Shubert recently posted in the Emerson Mafia Facebook page asking why current students still request the video after seven years. The thread received 48 responses, many regarding how much people love the film. One person had even found a wifi network labeled “Love. Bacardi. Wifi.”
Although Shubert seemed confused and exasperated at first, his tone softened as the thread continued. He noted Timothy Earle’s post as “the most helpful on here.”
Houston Yang ‘11 attended Emerson during the film’s release. He said in an interview through viewing the film and sharing it with friends, he has watched it over 20 times.
“I am sort of the historian on the movie because it was my mission to make it a thing,” Yang said.

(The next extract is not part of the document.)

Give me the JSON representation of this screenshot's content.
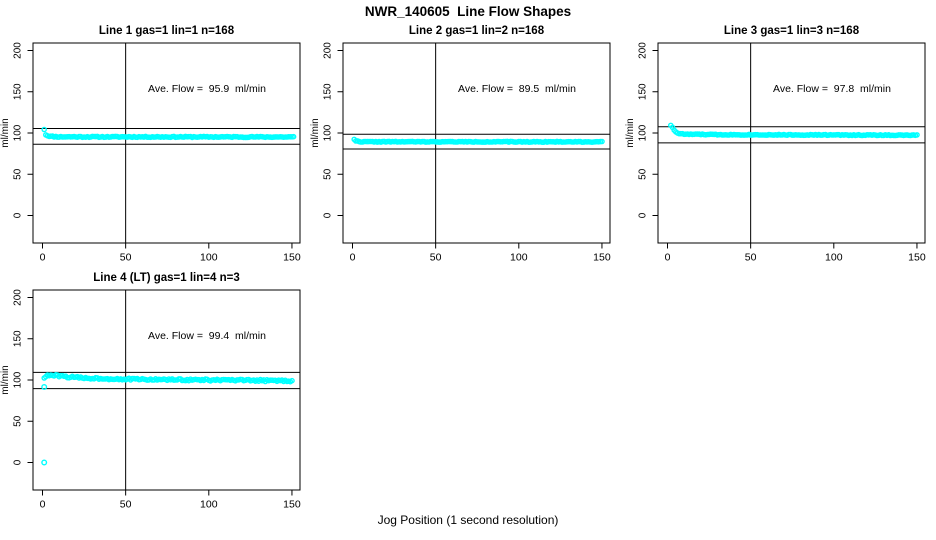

He said he and a group of six friends found the film from a college film competition’s website, and the acting reel of the actor who played the grumpy convenience store clerk. He said without these sources, the film would have likely been lost.
“We made a huge effort to push it out to people, and spread it, and scrawl it on bathroom stalls, and keep copies of it alive online, despite Dane trying to kill it and pull copies of it down everywhere,” Yang said. “I would say the class of 2012 was the major contributing factor to what kept it alive.”
He attempted to recreate the movie using experienced actors and advanced cinematography years after he graduated, but was only able to complete a few scenes.
“It’s the kind of movie only a freshman could make,” Yang said. “You have to have everybody super on board with giving it their all and working outside of their comfort zones. That’s sort’ve the magic this movie has.”
Tray Fisk, a freshman visual and media arts major, said his friend introduced him to Love. Bacardi. Boston. after a dropbox link of the film circulated. He told Fisk he had to watch it immediately.
They watched the film several times in one sitting.
“I loved it so much because it breaks every single rule I’ve been learning in film school,” Fisk said. “You walk into class, and they tell you all these things, and then you watch this film by an Emerson student. If I showed it to my Foundations professor, she would look at me like I was crazy because I love it so much.”
Shubert watched the film for the first time in years with his significant other recently.
“I’ve been with her for five years, and I had never shown it to her once,” Shubert said. “It was so unbelievably funny in the most unexpected ways for me. I couldn’t follow the story I was trying to cram.”
Shubert said his professor gave him zero comments, but gave him an A on the assignment. Shubert said the same professor was on the board of the Emerson Los Angeles Film Festival his senior year, and talked a storm about his documentary—for which he won the Best of Festival student award.
“I hoped people would remember me from [the film festival],” Shubert said while laughing. “But no, that’s not what they remember me from at all.”